Valentine's Day: How to prepare for the peak payments rush
4 Minutes
Prices and products are no longer enough to cement buying decisions. Instead, American consumers place higher value on – and demand more from – the shopping experience.
That’s one of the main insights in a recent survey that took into account the opinions and spending habits of more than 1,000 American shoppers. The survey, conducted by 451 Research and commissioned by Adyen, also included 250 business-to-consumer retailers operating in the US.
The survey identified two distinct groups. Meet the Spendsetters and the Resisters.
Spendsetters, who embrace technology, are setting the trends for how people want to spend and shop.
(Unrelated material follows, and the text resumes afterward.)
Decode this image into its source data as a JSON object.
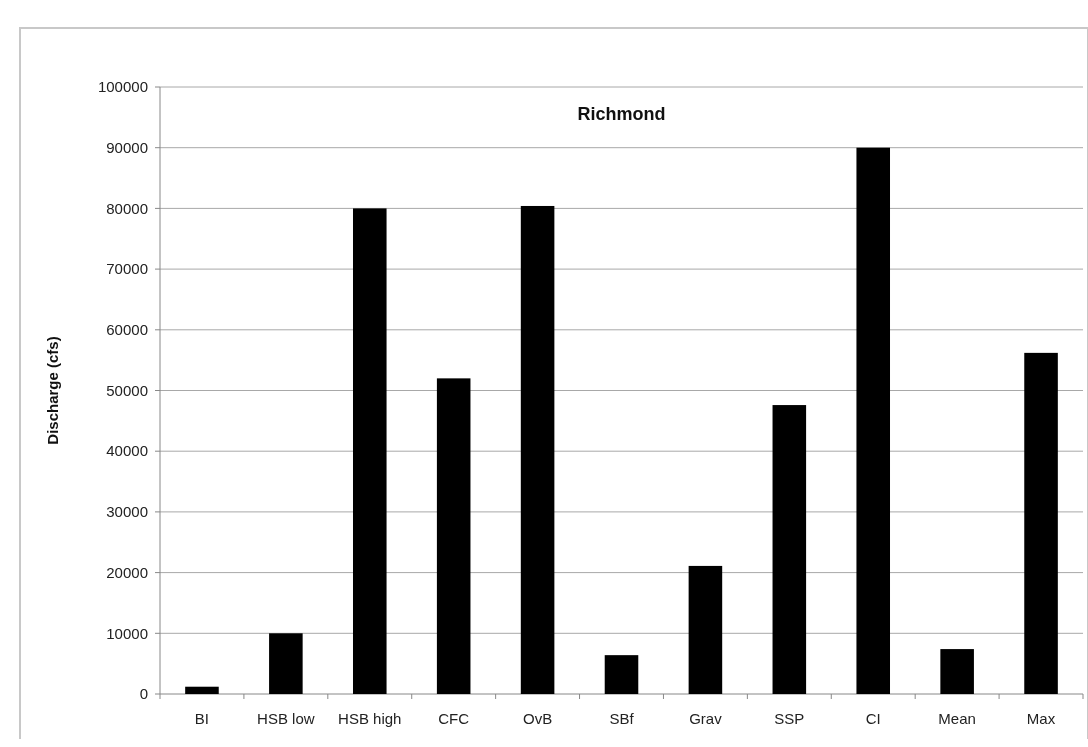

Spendsetters tend to be younger (52% are Millennials), and they’re also brand loyalists. In the study, they were much more likely than Resisters to report that they loved to shop.
Resisters, on the other hand, are older (40% are Baby Boomers) and generally technology-averse. Only 3 in 5 Resisters owns a smartphone, and fewer than 2 in 5 own a tablet.
For Spendsetters, context and control are critical, and shopping with a smartphone is a given. Two thirds of the Spendsetter crowd said they want to receive personalized information (e.g., local offers, mall promotions, or push notifications) based on their immediate location. Fifty-nine percent of Spendsetters said they want to use a store-branded app to pay in-store, for example by scanning a barcode at checkout. The vast majority of Spendsetters (75%) said a “just walk out” payment experience, a la the Amazon Go store, would encourage them to shop more in-store.
For everyone in the survey, the shopping experience was king. Researchers found that today’s consumers have three main demands: convenience, context, and control. Long lines in stores were one of the biggest and most blatant barriers to a convenient shopping experience. Among consumers who don’t prefer shopping in-store, 55% said it was because they don’t like waiting in line. Nearly half (48%) said anything more than a five-minute wait is too long.
Notably, retailers haven’t gotten this message. According to the study, long lines in stores cost retailers a whopping $37.7 billion in sales each year. Shoppers said they either bought the item elsewhere or abandoned the purchase altogether.
They found other aspects of the shopping experience lacking as well. Nineteen percent of those surveyed said they had encountered a merchant that did not accept their preferred payment method in the past year, and of those, 55% spent less or went elsewhere as a result. For retailers, that added up to $1.1billion in potential lost sales.